Crítica: “Trama Internacional” por Ricardo Oliveira

Há uma verdade importante sobre Trama Internacional: Tom Tyker sabe fazer seu filme funcionar. E conseguir esta proeza, numa produção de enredo complexo como esse, é uma virtude a ser divulgada. Tyker já havia conseguido surpreender seu público com Corra, Lola Corra, em seus “três universos paralelos”, mais ou menos baseados numa ideia de efeito borboleta dos fatos e escolhas. Aqui, sem sacadinhas que possam chamar mais atenção para elas mesmas do que para a história em si, o diretor acerta em cheio na realização de um thriller de investigação.

É possível afirmar que o primeiro plano do filme, abrupto como chega aos espectadores na sala, não deixa de ser uma síntese de diversos fatores importantes sobre como receber Trama Internacional. Temos um close no rosto de Louis Salinger (Clive Owen), que observa atento alguma coisa. Porém, o plano é demorado para um filme que no trailer promete até um bocado de ação. Planos demorados incomodam, especialmente de um close de rosto intrigado, pois revela muito pouco. Essa escolha, entretanto, pode ser um guia para o espectador. Em termos de história, não haverá nada de tão complexo no filme que exija um olhar demorado (a não ser sua forte carga política para reflexão posterior). Mas há em certas escolhas de Tyker, em pequenas entrelinhas que surgem nos elos entre as cenas, que exigem de nós um olhar mais atento para o que podem significar, o que podem dizer além do que já é óbvio.
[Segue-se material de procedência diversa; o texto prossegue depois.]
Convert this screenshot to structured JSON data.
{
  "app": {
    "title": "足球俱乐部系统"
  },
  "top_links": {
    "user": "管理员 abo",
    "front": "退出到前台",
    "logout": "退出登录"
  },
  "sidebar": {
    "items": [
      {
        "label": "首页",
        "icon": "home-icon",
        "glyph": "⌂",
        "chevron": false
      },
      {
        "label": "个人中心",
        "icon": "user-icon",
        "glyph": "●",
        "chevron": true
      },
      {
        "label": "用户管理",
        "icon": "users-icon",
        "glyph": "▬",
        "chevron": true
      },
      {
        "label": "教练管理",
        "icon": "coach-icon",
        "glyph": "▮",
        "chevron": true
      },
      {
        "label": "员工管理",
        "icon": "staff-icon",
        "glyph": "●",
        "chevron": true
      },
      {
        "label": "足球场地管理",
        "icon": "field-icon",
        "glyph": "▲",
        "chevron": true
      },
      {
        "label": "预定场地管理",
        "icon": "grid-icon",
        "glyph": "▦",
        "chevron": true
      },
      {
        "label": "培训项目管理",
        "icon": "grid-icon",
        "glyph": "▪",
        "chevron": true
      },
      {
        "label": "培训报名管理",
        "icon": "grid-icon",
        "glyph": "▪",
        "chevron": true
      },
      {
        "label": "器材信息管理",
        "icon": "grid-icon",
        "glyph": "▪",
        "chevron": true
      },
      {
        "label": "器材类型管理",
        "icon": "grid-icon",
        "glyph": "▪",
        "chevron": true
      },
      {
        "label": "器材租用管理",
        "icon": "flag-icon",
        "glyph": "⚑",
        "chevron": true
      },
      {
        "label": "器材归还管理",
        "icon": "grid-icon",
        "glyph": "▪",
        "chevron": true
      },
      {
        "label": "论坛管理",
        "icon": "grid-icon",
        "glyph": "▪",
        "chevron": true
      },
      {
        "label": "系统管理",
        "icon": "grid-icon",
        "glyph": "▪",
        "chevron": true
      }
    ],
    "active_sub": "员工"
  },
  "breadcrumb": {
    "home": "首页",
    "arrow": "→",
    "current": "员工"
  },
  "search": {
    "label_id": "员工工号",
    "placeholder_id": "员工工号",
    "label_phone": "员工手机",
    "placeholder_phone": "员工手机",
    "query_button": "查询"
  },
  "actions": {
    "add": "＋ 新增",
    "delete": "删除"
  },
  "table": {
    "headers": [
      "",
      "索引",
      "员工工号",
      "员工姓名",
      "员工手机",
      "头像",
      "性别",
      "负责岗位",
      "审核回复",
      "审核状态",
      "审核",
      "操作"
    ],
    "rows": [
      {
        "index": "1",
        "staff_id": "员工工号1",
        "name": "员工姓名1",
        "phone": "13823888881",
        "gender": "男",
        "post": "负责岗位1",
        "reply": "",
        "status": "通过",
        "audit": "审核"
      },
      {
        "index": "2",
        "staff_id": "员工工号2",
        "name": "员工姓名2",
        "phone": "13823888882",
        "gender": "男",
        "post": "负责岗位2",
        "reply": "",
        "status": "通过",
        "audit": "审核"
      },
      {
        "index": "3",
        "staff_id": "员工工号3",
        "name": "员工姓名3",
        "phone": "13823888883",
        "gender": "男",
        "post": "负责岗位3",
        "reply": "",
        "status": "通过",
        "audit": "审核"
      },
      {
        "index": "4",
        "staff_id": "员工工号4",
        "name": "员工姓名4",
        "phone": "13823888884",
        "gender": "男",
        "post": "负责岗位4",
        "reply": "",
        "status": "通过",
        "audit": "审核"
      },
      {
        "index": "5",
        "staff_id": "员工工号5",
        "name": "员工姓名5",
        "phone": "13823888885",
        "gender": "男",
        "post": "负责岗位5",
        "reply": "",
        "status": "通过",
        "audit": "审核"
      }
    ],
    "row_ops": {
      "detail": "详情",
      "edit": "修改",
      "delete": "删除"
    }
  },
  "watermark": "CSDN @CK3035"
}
Mas há em certas escolhas de Tyker, em pequenas entrelinhas que surgem nos elos entre as cenas, que exigem de nós um olhar mais atento para o que podem significar, o que podem dizer além do que já é óbvio.

Em certo momento da história, Salinger, agente da Interpol, precisará confirmar uma informação no banco que ele está investigando. Conversando com seu parceiro de trabalho, é alertado sobre o fato de que sua agência não é responsável por executar a lei, mas apenas por investigar. Certos caminhos ele teria de percorrer sozinho, pois a agência não se responsabilizaria por isso. Diante do gigante que é o banco, perto do confuso e com passado estranho Salinger, o agente passa a ser uma formiga. Isto é evidenciado de forma bela na próxima cena. Nada exatamente original em termos de signifcação das imagens no cinema, mas sua colocação foi perfeita.

O prédio do banco é enorme, suntuoso e espelhado. Na frente, uma longa escadaria. Salinger sobe este caminho sozinho e pela disposição arquitetônica do lugar, dois enquadramentos clássicos evidenciariam a mesma coisa. Um contra-plongée (enquadrar Owen de baixo para cima) mostraria a grandeza do banco, sua magnitude; um plongée (enquadrar Owen de cima para baixo), entretanto, é o escolhido. Porém, um plongée quase total (90 graus) e extremamente aberto. Num único plano, é possível fazer o que precisaria de dois ou de um movimento de câmera exagerado, para trazer o mesmo efeito. Tyker mostra Owen como aquela formiga já anunciada no trecho anterior. As paredes externas do banco são vidraças espelhadas: a instituição não deixa de ser um reflexo de algo já comum e existente no mundo. A escadaria é o monte que Salinger tem de subir para encontrar com seu opositor direto no filme: o dono do banco. A curta jornada o leva para uma das melhores cenas do filme, que não pretendo revelar aqui para evitar spoilers.

As simbologias no filme de Tyker continuam e estão em todo filme. Descidas ao subterrâneo, subidas para pontos mais altos onde há um pouco mais de justiça, reflexos e imagens dentro de um museu em Nova Yorke. Tudo evidenciando que, para assistir Trama Internacional, além de estar preparado para uma paulada emocional por toda tensão que ele consegue passar (sem canalhices meticulosamente montadas), precisa-se de um olhar demorado e atento para usufruir das suas entrelinhas. Aproveite enquanto os pipocões das outras salas não o engolem. Está em cartaz na Sala 3 do Box Cinemas e Sala 01 do Cinemultiplex do Tambiá, em cópias legendadas.